Palabras de vida y luz para hoy, 04 de febrero del 2023

Carla, era una maestra que trabajaba por la mañana en un colegio, por la tarde en otro y por la noche era directora de una escuelita en la periferia de la ciudad.

Sus días solían ser muy ajetreadas. A sus dos hijos no les faltaba nada, aunque sí la presencia de su madre, ya que ellos eran atendidos en casa por una empleada doméstica.

Debido a tanto ajetreo cotidiano, poco a poco, aquella maestra contrajo estrés, gastritis y migraña. Un día, se sintió mal y fue a ver al médico, y este le dijo, al enterarse de cuán trabajosas eran sus días:

— Señora, usted necesita descansar y relajarse. Vaya a la piscina y viaje. ¿Para qué está trabajando tanto? Su salud también es importante. Si no considera descansar, no se sorprenda que terminará contrayendo también úlceras estomacales. Y eso será peor.

Ella contestó:

— Es verdad. Necesito descansar.
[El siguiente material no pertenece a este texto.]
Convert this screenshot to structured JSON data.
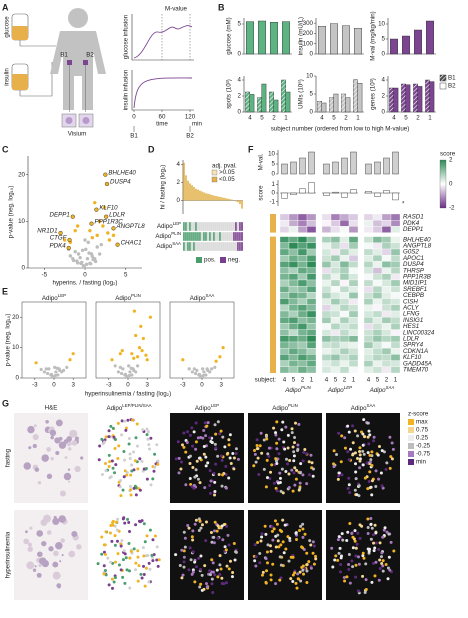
{
  "panel_labels": [
    "A",
    "B",
    "C",
    "D",
    "E",
    "F",
    "G"
  ],
  "panel_a": {
    "glucose": "glucose",
    "insulin": "insulin",
    "b1": "B1",
    "b2": "B2",
    "visium": "Visium",
    "mvalue": "M-value",
    "glucose_infusion": "glucose infusion",
    "insulin_infusion": "insulin infusion",
    "time": "time",
    "unit": "min",
    "time_ticks": [
      0,
      60,
      120
    ]
  },
  "panel_b": {
    "type": "bar",
    "categories": [
      "4",
      "5",
      "2",
      "1"
    ],
    "xlabel": "subject number (ordered from low to high M-value)",
    "charts": [
      {
        "ylabel": "glucose (mM)",
        "ylim": [
          0,
          6
        ],
        "yticks": [
          0,
          5
        ],
        "color": "#5db381",
        "series": [
          {
            "values": [
              5.4,
              5.5,
              5.3,
              5.4
            ]
          }
        ]
      },
      {
        "ylabel": "insulin (mU/L)",
        "ylim": [
          0,
          350
        ],
        "yticks": [
          0,
          100,
          200,
          300
        ],
        "color": "#c4c4c4",
        "series": [
          {
            "values": [
              270,
              295,
              275,
              250
            ]
          }
        ]
      },
      {
        "ylabel": "M-val (mg/kg/min)",
        "ylim": [
          0,
          12
        ],
        "yticks": [
          0,
          5,
          10
        ],
        "color": "#7b4591",
        "series": [
          {
            "values": [
              5,
              6,
              8,
              11
            ]
          }
        ]
      },
      {
        "ylabel": "spots (10³)",
        "ylim": [
          0,
          4.5
        ],
        "yticks": [
          0,
          2,
          4
        ],
        "color": "#5db381",
        "series": [
          {
            "name": "B1",
            "values": [
              2.5,
              1.8,
              2.5,
              4
            ]
          },
          {
            "name": "B2",
            "values": [
              2.2,
              3.5,
              1.5,
              2.5
            ]
          }
        ]
      },
      {
        "ylabel": "UMIs (10⁶)",
        "ylim": [
          0,
          10
        ],
        "yticks": [
          0,
          5,
          10
        ],
        "color": "#c4c4c4",
        "series": [
          {
            "name": "B1",
            "values": [
              3,
              4,
              5,
              9
            ]
          },
          {
            "name": "B2",
            "values": [
              2.5,
              5,
              4,
              8
            ]
          }
        ]
      },
      {
        "ylabel": "genes (10³)",
        "ylim": [
          0,
          4.5
        ],
        "yticks": [
          0,
          2,
          4
        ],
        "color": "#7b4591",
        "series": [
          {
            "name": "B1",
            "values": [
              3,
              3.5,
              3.5,
              4
            ]
          },
          {
            "name": "B2",
            "values": [
              3,
              3.4,
              3.2,
              3.8
            ]
          }
        ]
      }
    ]
  },
  "panel_c": {
    "type": "scatter",
    "ylabel": "p-value (neg. log₁₀)",
    "xlabel": "hyperins. / fasting (log₂)",
    "xlim": [
      -7,
      7
    ],
    "ylim": [
      0,
      24
    ],
    "xticks": [
      -5,
      0,
      5
    ],
    "yticks": [
      0,
      10,
      20
    ],
    "series": [
      {
        "color": "#bdbdbd",
        "x": [
          -0.5,
          0.3,
          -1,
          0.8,
          1.2,
          -0.2,
          0.1,
          -1.5,
          0.6,
          -0.8,
          1.5,
          -0.4,
          0.9,
          -1.2,
          0.2,
          2,
          -2,
          0.5,
          -0.6,
          1,
          -0.1,
          0.4,
          -0.9,
          1.8,
          -1.8,
          0.7,
          -0.3,
          1.3,
          0,
          -1.4
        ],
        "y": [
          1,
          2,
          1.5,
          3,
          2,
          0.5,
          4,
          2,
          1,
          3,
          4.5,
          1.2,
          2.5,
          3.5,
          0.8,
          5,
          4,
          3.2,
          2.2,
          1.8,
          0.3,
          5.5,
          1.1,
          3,
          2.6,
          0.9,
          3.8,
          1.4,
          6,
          1.6
        ]
      },
      {
        "color": "#f0b323",
        "x": [
          1.5,
          2.2,
          -1.2,
          3,
          0.9,
          1.8,
          -2.5,
          2.8,
          -0.9,
          1.2,
          3.5,
          -1.8,
          2.4,
          0.6
        ],
        "y": [
          7,
          9,
          8,
          6,
          6.5,
          10,
          6,
          7.5,
          9,
          14,
          7,
          5.5,
          13,
          8
        ]
      }
    ],
    "genes": [
      {
        "label": "BHLHE40",
        "x": 2.5,
        "y": 20
      },
      {
        "label": "DUSP4",
        "x": 2.7,
        "y": 18
      },
      {
        "label": "KLF10",
        "x": 1.4,
        "y": 12.5
      },
      {
        "label": "LDLR",
        "x": 2.6,
        "y": 11
      },
      {
        "label": "DEPP1",
        "x": -1.5,
        "y": 11
      },
      {
        "label": "PPP1R3C",
        "x": 0.8,
        "y": 9.5
      },
      {
        "label": "ANGPTL8",
        "x": 3.5,
        "y": 8.5
      },
      {
        "label": "NR1D1",
        "x": -3,
        "y": 7.5
      },
      {
        "label": "CTGF",
        "x": -1.9,
        "y": 6
      },
      {
        "label": "PDK4",
        "x": -2,
        "y": 4.3
      },
      {
        "label": "CHAC1",
        "x": 4,
        "y": 5
      }
    ]
  },
  "panel_d": {
    "type": "bar",
    "ylabel": "hi / fasting (log₂)",
    "ylim": [
      -1.5,
      4.5
    ],
    "yticks": [
      0,
      2,
      4
    ],
    "values": [
      4.2,
      2.8,
      2.2,
      1.9,
      1.7,
      1.5,
      1.3,
      1.2,
      1.1,
      1.0,
      0.9,
      0.8,
      0.75,
      0.7,
      0.6,
      0.55,
      0.5,
      0.45,
      0.4,
      0.35,
      0.3,
      0.25,
      0.2,
      0.15,
      0.1,
      0,
      -0.1,
      -0.2,
      -0.4,
      -0.9
    ],
    "legend_title": "adj. pval.",
    "legend": [
      {
        "label": ">0.05",
        "color": "#f5e2b5"
      },
      {
        "label": "<0.05",
        "color": "#e3b24a"
      }
    ],
    "rows": [
      {
        "base": "Adipo",
        "sup": "LEP"
      },
      {
        "base": "Adipo",
        "sup": "PLIN"
      },
      {
        "base": "Adipo",
        "sup": "SAA"
      }
    ],
    "heat": [
      [
        1,
        1,
        0,
        1,
        0,
        0,
        1,
        0,
        0,
        0,
        0,
        0,
        0,
        0,
        0,
        0,
        0,
        0,
        0,
        0,
        0,
        0,
        0,
        0,
        0,
        0,
        -1,
        0,
        -1,
        -1
      ],
      [
        1,
        1,
        1,
        1,
        1,
        1,
        1,
        1,
        1,
        0,
        1,
        1,
        0,
        1,
        0,
        1,
        0,
        0,
        1,
        0,
        0,
        0,
        0,
        0,
        0,
        -1,
        -1,
        -1,
        -1,
        -1
      ],
      [
        1,
        0,
        1,
        1,
        0,
        1,
        0,
        0,
        0,
        0,
        0,
        0,
        0,
        0,
        0,
        0,
        0,
        0,
        0,
        0,
        0,
        0,
        0,
        0,
        0,
        0,
        0,
        -1,
        -1,
        -1
      ]
    ],
    "empty_color": "#d6d6d6",
    "heat_legend": [
      {
        "label": "pos.",
        "color": "#4a9e6e"
      },
      {
        "label": "neg.",
        "color": "#7a3e8e"
      }
    ]
  },
  "panel_e": {
    "type": "scatter",
    "ylabel": "p-value (neg. log₁₀)",
    "xlabel": "hyperinsulinemia / fasting (log₂)",
    "xlim": [
      -5,
      5
    ],
    "ylim": [
      0,
      25
    ],
    "xticks": [
      -3,
      0,
      3
    ],
    "yticks": [
      0,
      10,
      20
    ],
    "plots": [
      {
        "title": {
          "base": "Adipo",
          "sup": "LEP"
        },
        "series": [
          {
            "color": "#bdbdbd",
            "x": [
              -0.5,
              0.3,
              -1,
              0.8,
              1.2,
              -0.2,
              0.1,
              -1.5,
              0.6,
              -0.8,
              1.5,
              -0.4,
              0.9,
              -1.2,
              0.2,
              2,
              -2,
              0.5
            ],
            "y": [
              1,
              2,
              1.5,
              3,
              2,
              0.5,
              3.5,
              2,
              1,
              3,
              2.5,
              1.2,
              2.5,
              3,
              0.8,
              3.5,
              2.8,
              3.2
            ]
          },
          {
            "color": "#f0b323",
            "x": [
              2.5,
              3,
              -2.8
            ],
            "y": [
              6,
              8,
              5
            ]
          }
        ]
      },
      {
        "title": {
          "base": "Adipo",
          "sup": "PLIN"
        },
        "series": [
          {
            "color": "#bdbdbd",
            "x": [
              -0.5,
              0.3,
              -1,
              0.8,
              1.2,
              -0.2,
              0.1,
              -1.5,
              0.6,
              -0.8,
              1.5,
              -0.4,
              0.9,
              -1.2,
              0.2,
              -2,
              0.5
            ],
            "y": [
              1,
              2,
              1.5,
              3,
              2,
              0.5,
              4,
              2,
              1,
              3,
              4,
              1.2,
              2.5,
              3.5,
              0.8,
              4,
              3.2
            ]
          },
          {
            "color": "#f0b323",
            "x": [
              1.5,
              2.2,
              -1.2,
              3,
              0.9,
              1.8,
              2.8,
              -0.9,
              1.2,
              3.5,
              2.4,
              0.6,
              1,
              2,
              -2.5
            ],
            "y": [
              7,
              9,
              8,
              6,
              6.5,
              10,
              7.5,
              9,
              14,
              20,
              13,
              8,
              22,
              17,
              6
            ]
          }
        ]
      },
      {
        "title": {
          "base": "Adipo",
          "sup": "SAA"
        },
        "series": [
          {
            "color": "#bdbdbd",
            "x": [
              -0.5,
              0.3,
              -1,
              0.8,
              1.2,
              -0.2,
              0.1,
              -1.5,
              0.6,
              -0.8,
              1.5,
              -0.4,
              0.9,
              -1.2,
              0.2,
              2,
              -2
            ],
            "y": [
              1,
              2,
              1.5,
              3,
              2,
              0.5,
              3,
              2,
              1,
              2.5,
              3,
              1.2,
              2.5,
              3,
              0.8,
              3.5,
              3
            ]
          },
          {
            "color": "#f0b323",
            "x": [
              2.8,
              3.3,
              -3,
              2.2
            ],
            "y": [
              7,
              10,
              6,
              5.5
            ]
          }
        ]
      }
    ]
  },
  "panel_f": {
    "type": "heatmap",
    "mval_label": "M-val.",
    "mval_ylim": [
      0,
      12
    ],
    "mval_yticks": [
      0,
      5,
      10
    ],
    "mvalues": [
      5,
      6,
      8,
      11
    ],
    "score_label": "score",
    "score_ylim": [
      -1.5,
      1.5
    ],
    "score_yticks": [
      -1,
      0,
      1
    ],
    "scores": [
      [
        -0.6,
        -0.2,
        0.5,
        1.2
      ],
      [
        -0.3,
        0.1,
        -0.5,
        0.4
      ],
      [
        0.2,
        -0.4,
        0.3,
        -0.8
      ]
    ],
    "score_note": "*",
    "legend_title": "score",
    "legend_ticks": [
      2,
      0,
      -2
    ],
    "pos_color": "#2e8b57",
    "neg_color": "#6a2c86",
    "subject_label": "subject:",
    "subjects": [
      "4",
      "5",
      "2",
      "1"
    ],
    "groups": [
      {
        "base": "Adipo",
        "sup": "PLIN"
      },
      {
        "base": "Adipo",
        "sup": "LEP"
      },
      {
        "base": "Adipo",
        "sup": "SAA"
      }
    ],
    "genes": [
      "RASD1",
      "PDK4",
      "DEPP1",
      "BHLHE40",
      "ANGPTL8",
      "G0S2",
      "APOC1",
      "DUSP4",
      "THRSP",
      "PPP1R3B",
      "MID1IP1",
      "SREBF1",
      "CEBPB",
      "CISH",
      "ACLY",
      "LFNG",
      "INSIG1",
      "HES1",
      "LINC00324",
      "LDLR",
      "SPRY4",
      "CDKN1A",
      "KLF10",
      "GADD45A",
      "TMEM70"
    ],
    "heat": [
      [
        -0.5,
        -1,
        -1.5,
        -1,
        -0.3,
        -1.2,
        -0.8,
        -0.5,
        -0.4,
        -0.2,
        -0.9,
        -1.3
      ],
      [
        -0.2,
        -0.8,
        -1.2,
        -0.6,
        -0.1,
        -0.5,
        -1.4,
        -0.3,
        0.2,
        -0.6,
        -0.4,
        -1.1
      ],
      [
        -0.4,
        0.2,
        -0.9,
        -1.6,
        -0.7,
        -0.3,
        0.1,
        -1,
        -0.2,
        -0.5,
        -1.5,
        0.3
      ],
      [
        1.8,
        1.5,
        2,
        1.2,
        0.8,
        1.1,
        0.3,
        1.5,
        0.5,
        1.2,
        0.9,
        0.2
      ],
      [
        1.2,
        2,
        1.6,
        1.9,
        0.2,
        0.6,
        -0.3,
        0.9,
        0.1,
        -0.2,
        0.8,
        0.5
      ],
      [
        1.5,
        1.1,
        1.8,
        0.9,
        0.4,
        -0.2,
        0.7,
        0.3,
        0.6,
        0.3,
        -0.4,
        1
      ],
      [
        0.9,
        1.4,
        1.2,
        1.7,
        0.5,
        0.9,
        0.2,
        -0.5,
        0.3,
        0.8,
        0.1,
        0.6
      ],
      [
        1.6,
        1.9,
        1.3,
        2,
        1,
        0.4,
        1.2,
        0.6,
        0.7,
        0.2,
        1.1,
        0.9
      ],
      [
        1.1,
        0.8,
        1.5,
        1.3,
        -0.3,
        0.5,
        0.8,
        0.1,
        0.4,
        -0.6,
        0.2,
        0.7
      ],
      [
        1.3,
        1.6,
        0.9,
        1.8,
        0.6,
        0.2,
        0.9,
        0.4,
        0.1,
        0.5,
        0.8,
        -0.2
      ],
      [
        0.8,
        1.2,
        1.7,
        1.1,
        0.2,
        0.7,
        -0.1,
        0.8,
        0.6,
        0.1,
        0.4,
        0.9
      ],
      [
        1.4,
        0.9,
        1.1,
        1.6,
        0.5,
        0.1,
        0.6,
        0.3,
        -0.3,
        0.7,
        0.2,
        0.5
      ],
      [
        1,
        1.5,
        1.3,
        0.7,
        0.8,
        0.4,
        0.2,
        1,
        0.5,
        0.9,
        0.3,
        0.1
      ],
      [
        1.7,
        1.2,
        0.8,
        1.4,
        0.3,
        0.9,
        0.5,
        -0.2,
        0.8,
        0.2,
        0.6,
        0.4
      ],
      [
        0.7,
        1.3,
        1.6,
        1.2,
        -0.4,
        0.3,
        0.7,
        0.5,
        0.2,
        -0.1,
        0.5,
        0.8
      ],
      [
        1.2,
        0.8,
        1.4,
        1.9,
        0.6,
        0.5,
        0.1,
        0.9,
        0.4,
        0.6,
        -0.2,
        0.3
      ],
      [
        1.5,
        1.7,
        1.1,
        1.3,
        0.9,
        0.2,
        0.8,
        0.4,
        0.7,
        0.3,
        0.9,
        0.6
      ],
      [
        0.9,
        1.4,
        1.8,
        1,
        0.1,
        0.7,
        0.4,
        0.6,
        -0.3,
        0.5,
        0.2,
        0.8
      ],
      [
        1.1,
        0.6,
        1.3,
        1.5,
        0.4,
        -0.2,
        0.6,
        0.3,
        0.5,
        0.8,
        0.4,
        -0.1
      ],
      [
        1.8,
        1.6,
        1.4,
        2,
        1.1,
        0.8,
        0.9,
        1.2,
        0.6,
        1,
        0.7,
        0.9
      ],
      [
        1.3,
        1.1,
        0.9,
        1.6,
        0.5,
        0.6,
        0.3,
        0.2,
        0.9,
        0.4,
        0.1,
        0.6
      ],
      [
        1,
        1.5,
        1.2,
        0.8,
        0.2,
        0.4,
        0.8,
        0.5,
        0.3,
        0.6,
        0.9,
        0.2
      ],
      [
        1.6,
        1.2,
        1.7,
        1.4,
        0.7,
        1,
        0.5,
        0.8,
        0.4,
        0.7,
        0.6,
        1.1
      ],
      [
        0.8,
        1.3,
        1.1,
        1.5,
        0.3,
        0.5,
        0.2,
        0.6,
        0.8,
        0.2,
        0.5,
        0.4
      ],
      [
        1.2,
        0.9,
        1.4,
        1.1,
        0.4,
        0.2,
        0.6,
        0.1,
        0.3,
        0.5,
        -0.2,
        0.7
      ]
    ]
  },
  "panel_g": {
    "columns": [
      "H&E",
      {
        "base": "Adipo",
        "sup": "LEP/PLIN/SAA"
      },
      {
        "base": "Adipo",
        "sup": "LEP"
      },
      {
        "base": "Adipo",
        "sup": "PLIN"
      },
      {
        "base": "Adipo",
        "sup": "SAA"
      }
    ],
    "rows": [
      "fasting",
      "hyperinsulinemia"
    ],
    "legend_title": "z-score",
    "levels": [
      "max",
      0.75,
      0.25,
      -0.25,
      -0.75,
      "min"
    ],
    "level_colors": [
      "#f0b323",
      "#f6d68e",
      "#ededed",
      "#bdbdbd",
      "#a779bf",
      "#5e2a7e"
    ]
  }
}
Pero no encuentro la forma de que mis dos hijos tengan las comodidades que yo no tenía cuando era pequeña como ellos.

Muchos de nosotros nos parecemos a Carla. Llevamos una vida sumamente ajetreada. Y en medio de ese ajetreo, Jesús nos sigue diciendo: "vamos a descansar un poco en un lugar solitario". Porque Dios sabe que nos preocupamos, tenemos miedo y, a veces, intentamos hacer demasiadas cosas. Pero también sabe que necesitamos un tiempo de descanso (de hecho, Él, al "séptimo día descansó"), de refrigerio (san Francisco de Asís le decía a Dios: "Tú eres el descanso; Tú eres el refrigerio"), en lo físico, emocional, mental y espiritual. 

Procurémonos en nuestra vida un momento de descanso, silencio y tranquilidad. Entonces, recibiremos la compasión de Dios para alcanzar la salud corporal y espiritual. De ahí las razones de Epicuro, que dice: 

"Nadie por ser joven, dude de filosofar; nadie por ser viejo de filosofar se hastíe; porque nadie es joven o viejo para la salud de su alma".